Occupation: Council aide (on leave)
Education: B.S. American history
Family: Partner, Cheryl
Web site: votegaynoble.com
E-mail: see Web page site
Gay Noble comes to the Ward 10 contest with more local private sector, small business experience than her counterparts.
She ran Uptown Community Media for two years, selling ads for the neighborhood papers in the Wedge, East Calhoun and elsewhere, she said. She was vice president of Bibelot Graphics, a small computer graphics company, and before that she owned a downtown commercial photography studio for 10 years.
She has worked as aide to City Councilmember Dan Niziolek (10th Ward) since 2002, and has endorsements from the Minnesota Women’s Political Caucus and State Rep. Karen Clark. She came in fourth at the DFL endorsing convention.
Noble said she opposed the Lagoon Project’s 13-story height (unlike her boss, who strongly supported it), and opposed the 10-story compromise, but she hoped it would have never gotten to that point if she were on the Council.
When she spoke to Niziolek about it, she said she told him it needed to be a six or eight stories. "But I don’t think I should be pulling numbers out of the top of my head," she said.
Noble’s solution? She said the city needed to create new zoning districts that establish both minimum and maximum heights. She pointed to one-story developments on commercial corridors -the Chipotle Restaurant, 2600 Hennepin Ave. S. and the gas station at 2801 Lyndale Ave. S. – as examples of the need for zoning changes that could require more density.

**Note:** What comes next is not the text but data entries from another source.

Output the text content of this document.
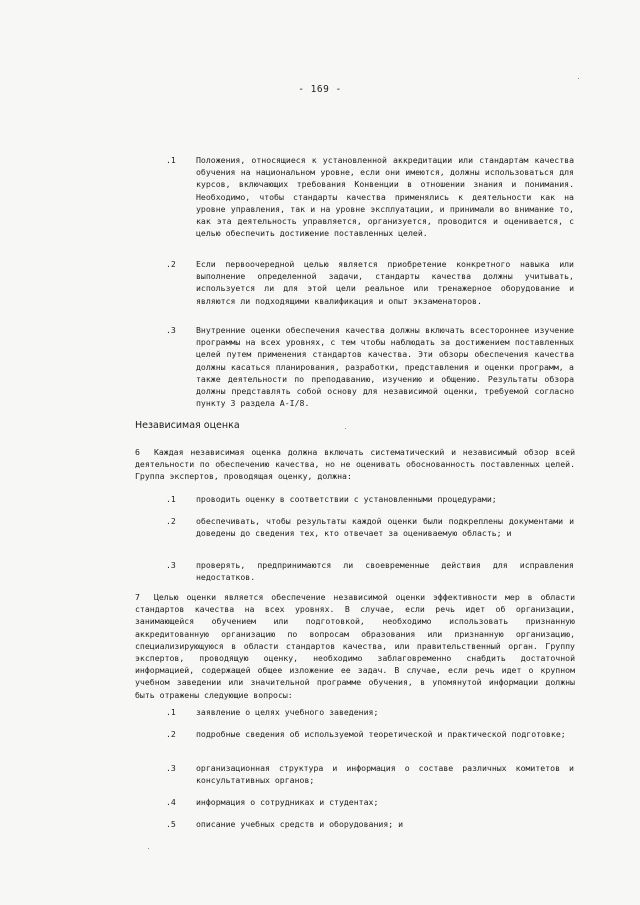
- 169 -
.1	Положения, относящиеся к установленной аккредитации или стандартам качества обучения на национальном уровне, если они имеются, должны использоваться для курсов, включающих требования Конвенции в отношении знания и понимания. Необходимо, чтобы стандарты качества применялись к деятельности как на уровне управления, так и на уровне эксплуатации, и принимали во внимание то, как эта деятельность управляется, организуется, проводится и оценивается, с целью обеспечить достижение поставленных целей.
.2	Если первоочередной целью является приобретение конкретного навыка или выполнение определенной задачи, стандарты качества должны учитывать, используется ли для этой цели реальное или тренажерное оборудование и являются ли подходящими квалификация и опыт экзаменаторов.
.3	Внутренние оценки обеспечения качества должны включать всестороннее изучение программы на всех уровнях, с тем чтобы наблюдать за достижением поставленных целей путем применения стандартов качества. Эти обзоры обеспечения качества должны касаться планирования, разработки, представления и оценки программ, а также деятельности по преподаванию, изучению и общению. Результаты обзора должны представлять собой основу для независимой оценки, требуемой согласно пункту 3 раздела А-I/8.
Независимая оценка
6 Каждая независимая оценка должна включать систематический и независимый обзор всей деятельности по обеспечению качества, но не оценивать обоснованность поставленных целей. Группа экспертов, проводящая оценку, должна:
.1	проводить оценку в соответствии с установленными процедурами;
.2	обеспечивать, чтобы результаты каждой оценки были подкреплены документами и доведены до сведения тех, кто отвечает за оцениваемую область; и
.3	проверять, предпринимаются ли своевременные действия для исправления недостатков.
7 Целью оценки является обеспечение независимой оценки эффективности мер в области стандартов качества на всех уровнях. В случае, если речь идет об организации, занимающейся обучением или подготовкой, необходимо использовать признанную аккредитованную организацию по вопросам образования или признанную организацию, специализирующуюся в области стандартов качества, или правительственный орган. Группу экспертов, проводящую оценку, необходимо заблаговременно снабдить достаточной информацией, содержащей общее изложение ее задач. В случае, если речь идет о крупном учебном заведении или значительной программе обучения, в упомянутой информации должны быть отражены следующие вопросы:
.1	заявление о целях учебного заведения;
.2	подробные сведения об используемой теоретической и практической подготовке;
.3	организационная структура и информация о составе различных комитетов и консультативных органов;
.4	информация о сотрудниках и студентах;
.5	описание учебных средств и оборудования; и
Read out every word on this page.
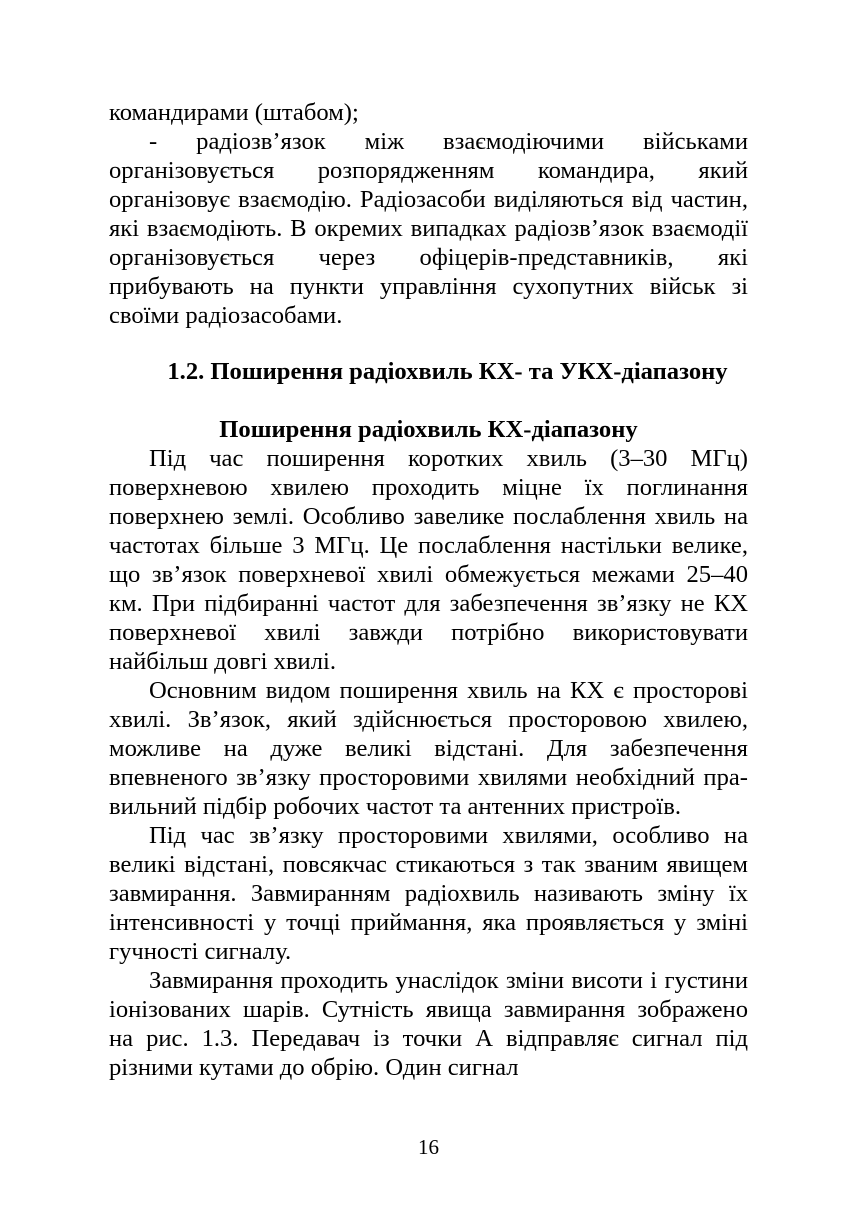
командирами (штабом);

- радіозв’язок між взаємодіючими військами організовується розпорядженням командира, який організовує взаємодію. Радіозасоби виділяються від частин, які взаємодіють. В окремих випадках радіозв’язок взаємодії організовується через офіцерів-представників, які прибувають на пункти управління сухопутних військ зі своїми радіозасобами.

1.2. Поширення радіохвиль КХ- та УКХ-діапазону
Поширення радіохвиль КХ-діапазону

Під час поширення коротких хвиль (3–30 МГц) поверхневою хвилею проходить міцне їх поглинання поверхнею землі. Особливо завелике послаблення хвиль на частотах більше 3 МГц. Це послаблення настільки велике, що зв’язок поверхневої хвилі обмежується межами 25–40 км. При підбиранні частот для забезпечення зв’язку не КХ поверхневої хвилі завжди потрібно використовувати найбільш довгі хвилі.

Основним видом поширення хвиль на КХ є просторові хвилі. Зв’язок, який здійснюється просторовою хвилею, можливе на дуже великі відстані. Для забезпечення впевненого зв’язку просторовими хвилями необхідний пра-вильний підбір робочих частот та антенних пристроїв.

Під час зв’язку просторовими хвилями, особливо на великі відстані, повсякчас стикаються з так званим явищем завмирання. Завмиранням радіохвиль називають зміну їх інтенсивності у точці приймання, яка проявляється у зміні гучності сигналу.

Завмирання проходить унаслідок зміни висоти і густини іонізованих шарів. Сутність явища завмирання зображено на рис. 1.3. Передавач із точки А відправляє сигнал під різними кутами до обрію. Один сигнал

16
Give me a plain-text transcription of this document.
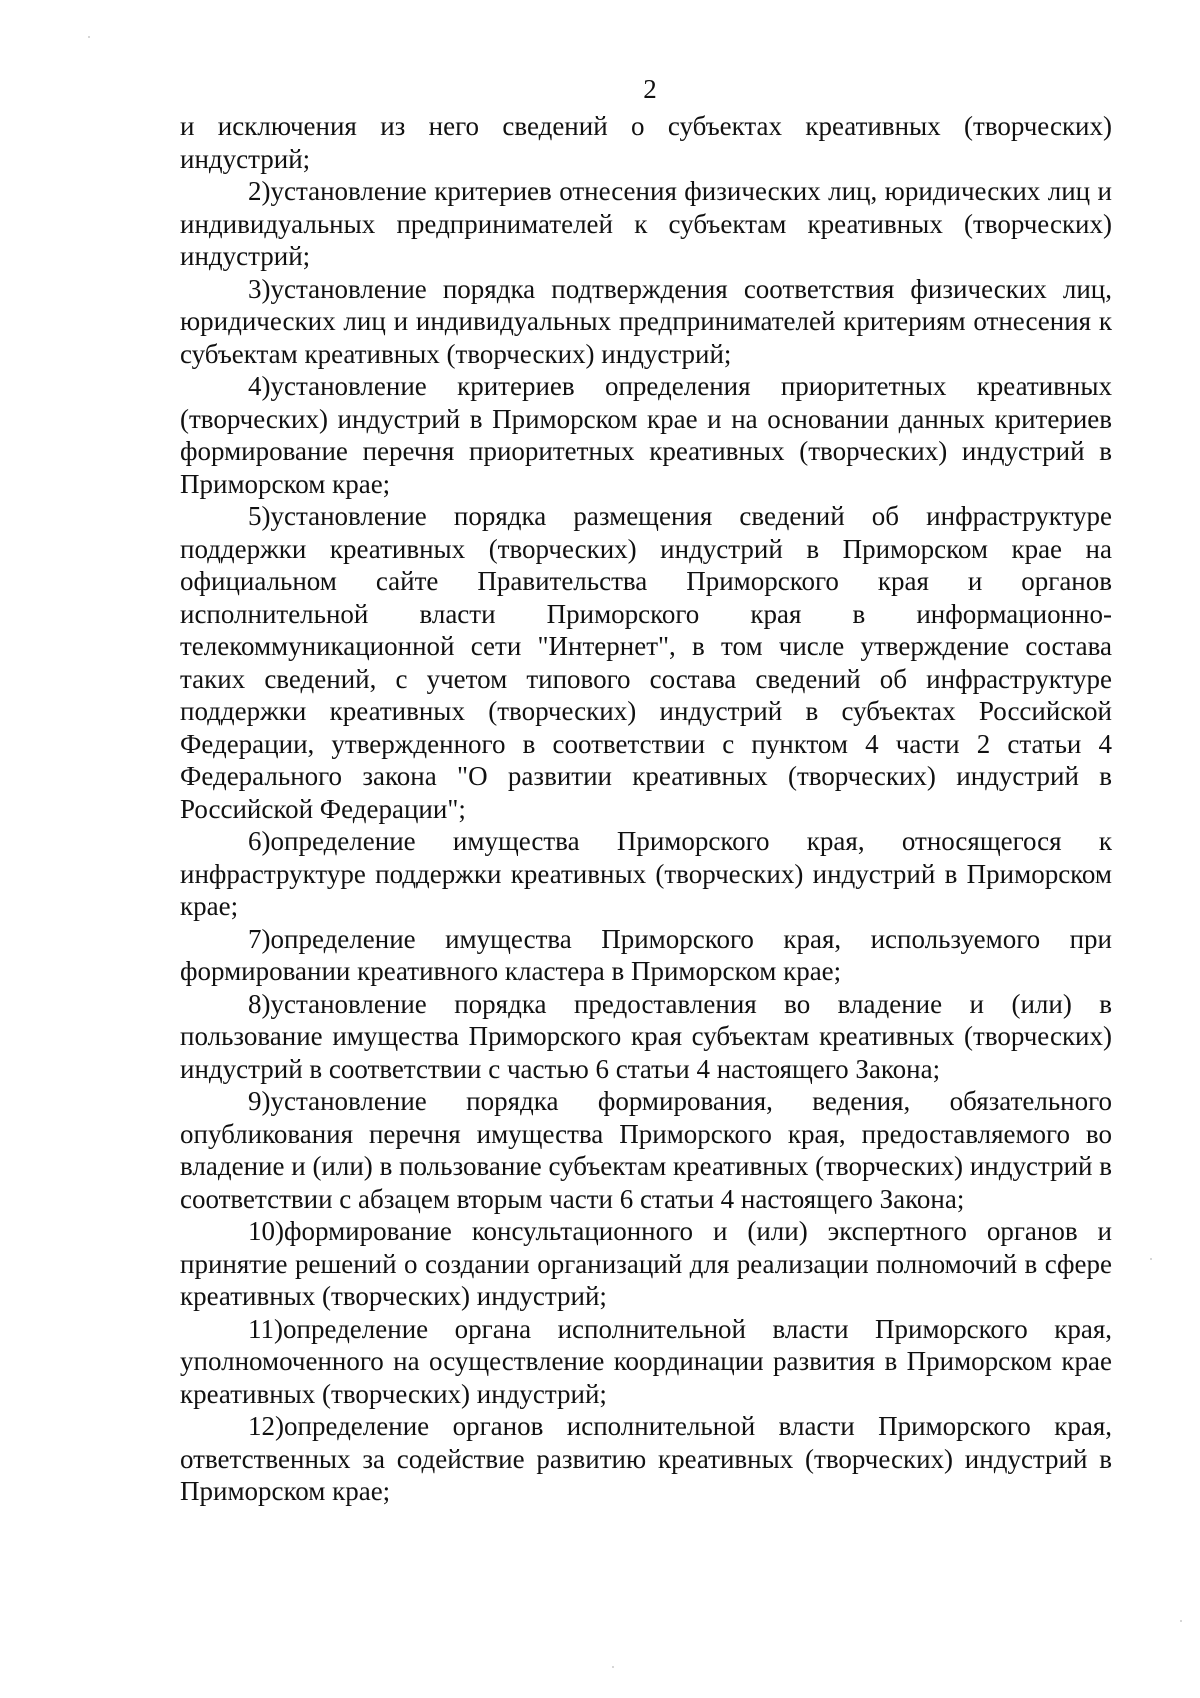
2

и исключения из него сведений о субъектах креативных (творческих) индустрий;

2)установление критериев отнесения физических лиц, юридических лиц и индивидуальных предпринимателей к субъектам креативных (творческих) индустрий;

3)установление порядка подтверждения соответствия физических лиц, юридических лиц и индивидуальных предпринимателей критериям отнесения к субъектам креативных (творческих) индустрий;

4)установление критериев определения приоритетных креативных (творческих) индустрий в Приморском крае и на основании данных критериев формирование перечня приоритетных креативных (творческих) индустрий в Приморском крае;

5)установление порядка размещения сведений об инфраструктуре поддержки креативных (творческих) индустрий в Приморском крае на официальном сайте Правительства Приморского края и органов исполнительной власти Приморского края в информационно-телекоммуникационной сети "Интернет", в том числе утверждение состава таких сведений, с учетом типового состава сведений об инфраструктуре поддержки креативных (творческих) индустрий в субъектах Российской Федерации, утвержденного в соответствии с пунктом 4 части 2 статьи 4 Федерального закона "О развитии креативных (творческих) индустрий в Российской Федерации";

6)определение имущества Приморского края, относящегося к инфраструктуре поддержки креативных (творческих) индустрий в Приморском крае;

7)определение имущества Приморского края, используемого при формировании креативного кластера в Приморском крае;

8)установление порядка предоставления во владение и (или) в пользование имущества Приморского края субъектам креативных (творческих) индустрий в соответствии с частью 6 статьи 4 настоящего Закона;

9)установление порядка формирования, ведения, обязательного опубликования перечня имущества Приморского края, предоставляемого во владение и (или) в пользование субъектам креативных (творческих) индустрий в соответствии с абзацем вторым части 6 статьи 4 настоящего Закона;

10)формирование консультационного и (или) экспертного органов и принятие решений о создании организаций для реализации полномочий в сфере креативных (творческих) индустрий;

11)определение органа исполнительной власти Приморского края, уполномоченного на осуществление координации развития в Приморском крае креативных (творческих) индустрий;

12)определение органов исполнительной власти Приморского края, ответственных за содействие развитию креативных (творческих) индустрий в Приморском крае;
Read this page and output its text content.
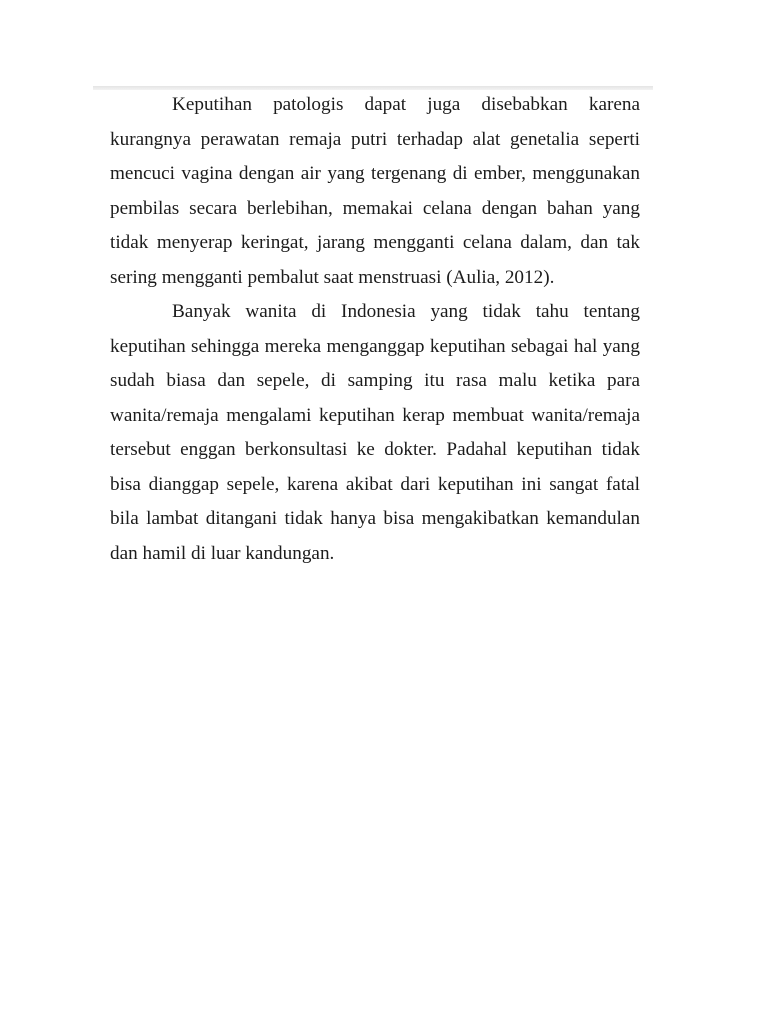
Keputihan patologis dapat juga disebabkan karena kurangnya perawatan remaja putri terhadap alat genetalia seperti mencuci vagina dengan air yang tergenang di ember, menggunakan pembilas secara berlebihan, memakai celana dengan bahan yang tidak menyerap keringat, jarang mengganti celana dalam, dan tak sering mengganti pembalut saat menstruasi (Aulia, 2012).

Banyak wanita di Indonesia yang tidak tahu tentang keputihan sehingga mereka menganggap keputihan sebagai hal yang sudah biasa dan sepele, di samping itu rasa malu ketika para wanita/remaja mengalami keputihan kerap membuat wanita/remaja tersebut enggan berkonsultasi ke dokter. Padahal keputihan tidak bisa dianggap sepele, karena akibat dari keputihan ini sangat fatal bila lambat ditangani tidak hanya bisa mengakibatkan kemandulan dan hamil di luar kandungan.
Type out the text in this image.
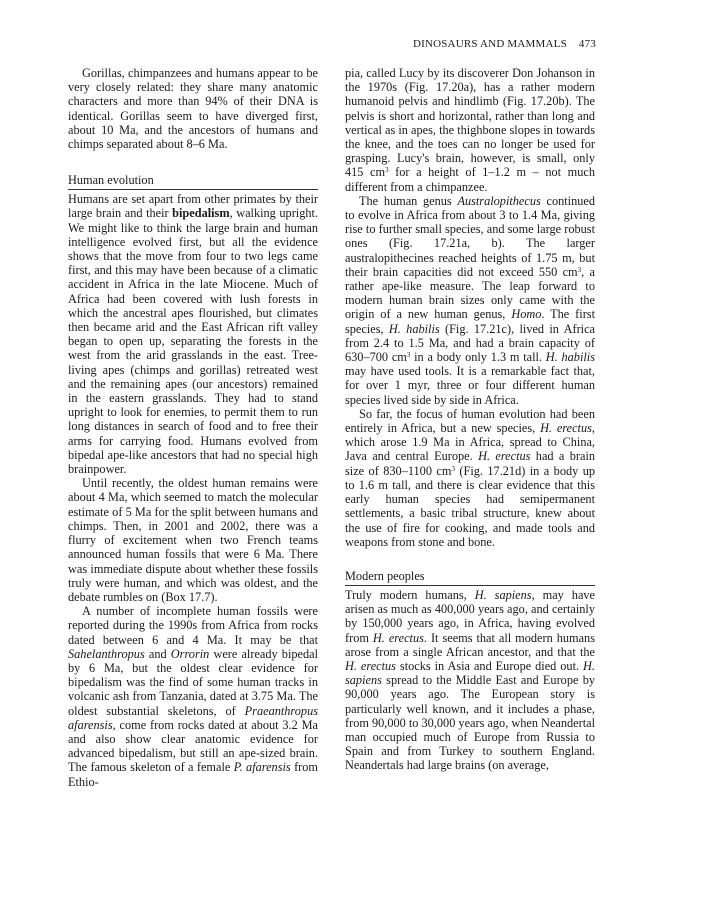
DINOSAURS AND MAMMALS 473

Gorillas, chimpanzees and humans appear to be very closely related: they share many anatomic characters and more than 94% of their DNA is identical. Gorillas seem to have diverged first, about 10 Ma, and the ancestors of humans and chimps separated about 8–6 Ma.

Human evolution

Humans are set apart from other primates by their large brain and their bipedalism, walking upright. We might like to think the large brain and human intelligence evolved first, but all the evidence shows that the move from four to two legs came first, and this may have been because of a climatic accident in Africa in the late Miocene. Much of Africa had been covered with lush forests in which the ancestral apes flourished, but climates then became arid and the East African rift valley began to open up, separating the forests in the west from the arid grasslands in the east. Tree-living apes (chimps and gorillas) retreated west and the remaining apes (our ancestors) remained in the eastern grasslands. They had to stand upright to look for enemies, to permit them to run long distances in search of food and to free their arms for carrying food. Humans evolved from bipedal ape-like ancestors that had no special high brainpower.

Until recently, the oldest human remains were about 4 Ma, which seemed to match the molecular estimate of 5 Ma for the split between humans and chimps. Then, in 2001 and 2002, there was a flurry of excitement when two French teams announced human fossils that were 6 Ma. There was immediate dispute about whether these fossils truly were human, and which was oldest, and the debate rumbles on (Box 17.7).

A number of incomplete human fossils were reported during the 1990s from Africa from rocks dated between 6 and 4 Ma. It may be that Sahelanthropus and Orrorin were already bipedal by 6 Ma, but the oldest clear evidence for bipedalism was the find of some human tracks in volcanic ash from Tanzania, dated at 3.75 Ma. The oldest substantial skeletons, of Praeanthropus afarensis, come from rocks dated at about 3.2 Ma and also show clear anatomic evidence for advanced bipedalism, but still an ape-sized brain. The famous skeleton of a female P. afarensis from Ethio-

pia, called Lucy by its discoverer Don Johanson in the 1970s (Fig. 17.20a), has a rather modern humanoid pelvis and hindlimb (Fig. 17.20b). The pelvis is short and horizontal, rather than long and vertical as in apes, the thighbone slopes in towards the knee, and the toes can no longer be used for grasping. Lucy's brain, however, is small, only 415 $cm^3$ for a height of 1–1.2 m – not much different from a chimpanzee.

The human genus Australopithecus continued to evolve in Africa from about 3 to 1.4 Ma, giving rise to further small species, and some large robust ones (Fig. 17.21a, b). The larger australopithecines reached heights of 1.75 m, but their brain capacities did not exceed 550 $cm^3$, a rather ape-like measure. The leap forward to modern human brain sizes only came with the origin of a new human genus, Homo. The first species, H. habilis (Fig. 17.21c), lived in Africa from 2.4 to 1.5 Ma, and had a brain capacity of 630–700 $cm^3$ in a body only 1.3 m tall. H. habilis may have used tools. It is a remarkable fact that, for over 1 myr, three or four different human species lived side by side in Africa.

So far, the focus of human evolution had been entirely in Africa, but a new species, H. erectus, which arose 1.9 Ma in Africa, spread to China, Java and central Europe. H. erectus had a brain size of 830–1100 $cm^3$ (Fig. 17.21d) in a body up to 1.6 m tall, and there is clear evidence that this early human species had semipermanent settlements, a basic tribal structure, knew about the use of fire for cooking, and made tools and weapons from stone and bone.

Modern peoples

Truly modern humans, H. sapiens, may have arisen as much as 400,000 years ago, and certainly by 150,000 years ago, in Africa, having evolved from H. erectus. It seems that all modern humans arose from a single African ancestor, and that the H. erectus stocks in Asia and Europe died out. H. sapiens spread to the Middle East and Europe by 90,000 years ago. The European story is particularly well known, and it includes a phase, from 90,000 to 30,000 years ago, when Neandertal man occupied much of Europe from Russia to Spain and from Turkey to southern England. Neandertals had large brains (on average,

She said it is important to protect core services, such as the SAFE teams, but she did not have proposals to change the budget.
"It is so difficult as candidates," she said. "Even though I have been a policy aide with Councilmember Niziolek’s office, I have not gotten involved in the budget aspect."
Occupation: Senior data entry operator,
University of Minnesota admissions’ office
Education: High school, some college credits
Family: Wife, Sienna; baby, Francis
Neighborhood: Lowry Hill East
Party: Blue Green Alliance
Tom Moore appears to be having the most fun of any Ward 10 candidate, if his blog is any indication.
The Web log calls him "a socialist, pacifist, handsome hunk of citizen" and includes results of his recent physical by Dr. Kim (to allay any concerns he might not be able to finish his term).
However, Moore said he is trying to balance humor with a more serious pro-growth message.
Moore, a senior data entry operator at the University of Minnesota, has to fit in campaign work with his full-time job. "Because I don’t have the resources, I will look for the last month to do as much as I can," he said.
Moore, running under the Blue-Green Alliance banner, took the strongest pro-development stand. He is an unapologetic Lagoon Project backer, calling it a no-brainer, "like the baseball stadium."
The blocks near the Lagoon could have a few buildings a dozen stories high "and it wouldn’t hurt anything," he said. "Along Lake Street, along Hennepin, along parts of Lyndale Š we could easily double what we have in terms of businesses and residences."
He would support cutting Council salaries in half, a small savings, Moore said. The city’s long-term financial fix come from tax-base growth.
"This city started based on economic development, on flour mills and timber mills," he said. "We wouldn’t have beautiful parks, we wouldn’t have the good living we have, if we weren’t getting money from the big business that set up here – the Washburns, the Pillsburys.
"We want to think that we can legislate our way to good living. You can a little bit. But you also need to be generating income and producing things," Moore said.